COROLLAIRE : Les choses particulières ne sont rien que des affections des attributs de Dieu, autrement dit des manières par lesquelles les attributs de Dieu s'expriment de manière précise et déterminée. La démonstration est évidente à partir de la Proposition 15, et de la Définition 5.

E1P26 : Une chose qui est déterminée à opérer quelque chose y a nécessairement été déterminée par Dieu ; et une chose qui n'est pas déterminée par Dieu ne peut se déterminer elle-même à opérer.

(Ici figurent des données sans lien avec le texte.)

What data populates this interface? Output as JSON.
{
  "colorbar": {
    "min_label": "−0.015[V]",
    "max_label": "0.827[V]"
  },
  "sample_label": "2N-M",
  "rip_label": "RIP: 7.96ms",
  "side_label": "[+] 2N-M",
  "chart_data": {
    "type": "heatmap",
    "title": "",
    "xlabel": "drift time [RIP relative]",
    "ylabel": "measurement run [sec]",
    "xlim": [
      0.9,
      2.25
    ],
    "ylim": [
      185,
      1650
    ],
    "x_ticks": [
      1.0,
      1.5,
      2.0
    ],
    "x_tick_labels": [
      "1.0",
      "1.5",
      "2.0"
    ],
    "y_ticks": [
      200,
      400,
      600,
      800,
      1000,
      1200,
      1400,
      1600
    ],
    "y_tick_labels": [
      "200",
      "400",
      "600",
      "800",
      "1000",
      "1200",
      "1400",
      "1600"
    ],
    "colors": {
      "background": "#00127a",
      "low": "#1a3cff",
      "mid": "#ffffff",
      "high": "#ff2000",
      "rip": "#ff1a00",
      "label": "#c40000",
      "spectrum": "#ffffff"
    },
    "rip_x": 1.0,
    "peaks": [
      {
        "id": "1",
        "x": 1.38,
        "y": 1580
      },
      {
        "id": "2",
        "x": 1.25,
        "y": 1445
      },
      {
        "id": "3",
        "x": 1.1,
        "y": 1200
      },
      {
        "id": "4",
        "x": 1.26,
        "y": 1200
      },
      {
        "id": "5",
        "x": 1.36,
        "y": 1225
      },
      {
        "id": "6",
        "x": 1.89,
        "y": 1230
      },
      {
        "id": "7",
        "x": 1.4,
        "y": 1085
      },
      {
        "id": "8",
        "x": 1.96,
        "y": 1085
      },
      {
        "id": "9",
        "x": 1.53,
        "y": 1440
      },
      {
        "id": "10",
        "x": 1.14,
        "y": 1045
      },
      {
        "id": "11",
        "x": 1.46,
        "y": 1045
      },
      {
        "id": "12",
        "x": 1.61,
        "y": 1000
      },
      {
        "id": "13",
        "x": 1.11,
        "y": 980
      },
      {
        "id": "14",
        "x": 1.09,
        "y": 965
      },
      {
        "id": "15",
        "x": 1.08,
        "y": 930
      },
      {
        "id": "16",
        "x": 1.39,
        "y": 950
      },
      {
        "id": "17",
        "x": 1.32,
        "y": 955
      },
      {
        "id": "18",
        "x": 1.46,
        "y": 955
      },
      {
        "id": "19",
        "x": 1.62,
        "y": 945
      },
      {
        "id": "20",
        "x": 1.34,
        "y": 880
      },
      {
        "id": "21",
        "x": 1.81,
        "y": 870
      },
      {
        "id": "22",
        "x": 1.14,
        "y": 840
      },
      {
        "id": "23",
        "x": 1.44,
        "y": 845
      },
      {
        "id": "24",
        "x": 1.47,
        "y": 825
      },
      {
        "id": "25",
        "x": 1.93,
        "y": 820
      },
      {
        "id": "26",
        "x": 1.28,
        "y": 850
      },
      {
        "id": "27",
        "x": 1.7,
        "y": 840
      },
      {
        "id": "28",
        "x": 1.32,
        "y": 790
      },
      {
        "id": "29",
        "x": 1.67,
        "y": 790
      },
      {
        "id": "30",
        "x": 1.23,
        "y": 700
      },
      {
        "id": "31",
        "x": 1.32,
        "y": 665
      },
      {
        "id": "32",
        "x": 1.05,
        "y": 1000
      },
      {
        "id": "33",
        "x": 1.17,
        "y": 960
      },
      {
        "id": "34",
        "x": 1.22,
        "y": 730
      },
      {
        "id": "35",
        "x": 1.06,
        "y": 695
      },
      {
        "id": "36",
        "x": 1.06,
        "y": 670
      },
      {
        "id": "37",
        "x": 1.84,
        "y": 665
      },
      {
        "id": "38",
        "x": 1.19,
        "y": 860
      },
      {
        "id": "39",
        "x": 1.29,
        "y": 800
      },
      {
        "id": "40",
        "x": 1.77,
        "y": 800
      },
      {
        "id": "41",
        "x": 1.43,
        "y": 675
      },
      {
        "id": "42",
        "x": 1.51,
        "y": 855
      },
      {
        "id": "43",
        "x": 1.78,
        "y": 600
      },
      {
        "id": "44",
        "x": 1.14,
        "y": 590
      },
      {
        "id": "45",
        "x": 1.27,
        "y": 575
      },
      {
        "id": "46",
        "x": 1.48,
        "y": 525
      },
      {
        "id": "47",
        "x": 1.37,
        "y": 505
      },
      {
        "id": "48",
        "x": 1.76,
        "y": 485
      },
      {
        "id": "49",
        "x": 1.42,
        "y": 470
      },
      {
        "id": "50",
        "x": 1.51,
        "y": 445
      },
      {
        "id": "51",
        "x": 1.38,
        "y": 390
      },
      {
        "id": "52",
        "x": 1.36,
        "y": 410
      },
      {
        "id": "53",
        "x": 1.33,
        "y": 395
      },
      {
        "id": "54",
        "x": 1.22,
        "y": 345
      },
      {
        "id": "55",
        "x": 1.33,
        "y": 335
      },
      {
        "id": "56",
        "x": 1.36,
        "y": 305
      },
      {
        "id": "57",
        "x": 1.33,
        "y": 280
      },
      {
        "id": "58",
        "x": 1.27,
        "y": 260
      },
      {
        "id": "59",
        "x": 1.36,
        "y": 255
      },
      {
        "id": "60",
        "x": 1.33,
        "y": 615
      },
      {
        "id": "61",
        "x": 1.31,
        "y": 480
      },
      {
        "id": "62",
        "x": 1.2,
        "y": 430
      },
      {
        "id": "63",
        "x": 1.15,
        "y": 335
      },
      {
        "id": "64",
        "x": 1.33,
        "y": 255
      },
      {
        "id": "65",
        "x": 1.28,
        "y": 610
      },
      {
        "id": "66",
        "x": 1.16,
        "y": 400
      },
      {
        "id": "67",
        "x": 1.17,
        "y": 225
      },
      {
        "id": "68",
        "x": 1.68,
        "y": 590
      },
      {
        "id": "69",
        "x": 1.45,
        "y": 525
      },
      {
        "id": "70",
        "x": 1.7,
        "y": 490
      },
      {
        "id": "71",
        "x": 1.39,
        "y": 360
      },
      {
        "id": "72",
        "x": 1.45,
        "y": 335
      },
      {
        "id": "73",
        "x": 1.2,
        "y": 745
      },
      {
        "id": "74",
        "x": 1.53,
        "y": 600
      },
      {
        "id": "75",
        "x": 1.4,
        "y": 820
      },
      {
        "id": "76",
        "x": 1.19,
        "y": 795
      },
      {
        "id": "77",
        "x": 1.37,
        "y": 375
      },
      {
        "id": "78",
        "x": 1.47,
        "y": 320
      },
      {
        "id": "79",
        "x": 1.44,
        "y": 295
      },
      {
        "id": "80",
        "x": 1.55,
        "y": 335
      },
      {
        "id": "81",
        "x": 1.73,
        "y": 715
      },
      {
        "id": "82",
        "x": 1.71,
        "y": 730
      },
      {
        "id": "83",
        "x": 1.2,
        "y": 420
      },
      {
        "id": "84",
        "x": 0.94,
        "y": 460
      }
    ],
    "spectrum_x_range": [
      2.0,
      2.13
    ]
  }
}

DÉMONSTRATION : Ce par quoi les choses sont dites déterminées à opérer quelque chose est nécessairement quelque chose de positif (comme il va de soi). Et par suite Dieu, par la nécessité de sa nature, en est la cause efficiente, tant de son essence que de son existence (par les Prop. 25 et 16) ; ce qui était le premier point. D'où suit aussi très clairement ce qu'on proposait en second. Car, si une chose qui n'est pas déterminée par Dieu pouvait se déterminer elle-même, la première partie de cette Proposition serait fausse, ce qui est absurde, comme nous l'avons montré.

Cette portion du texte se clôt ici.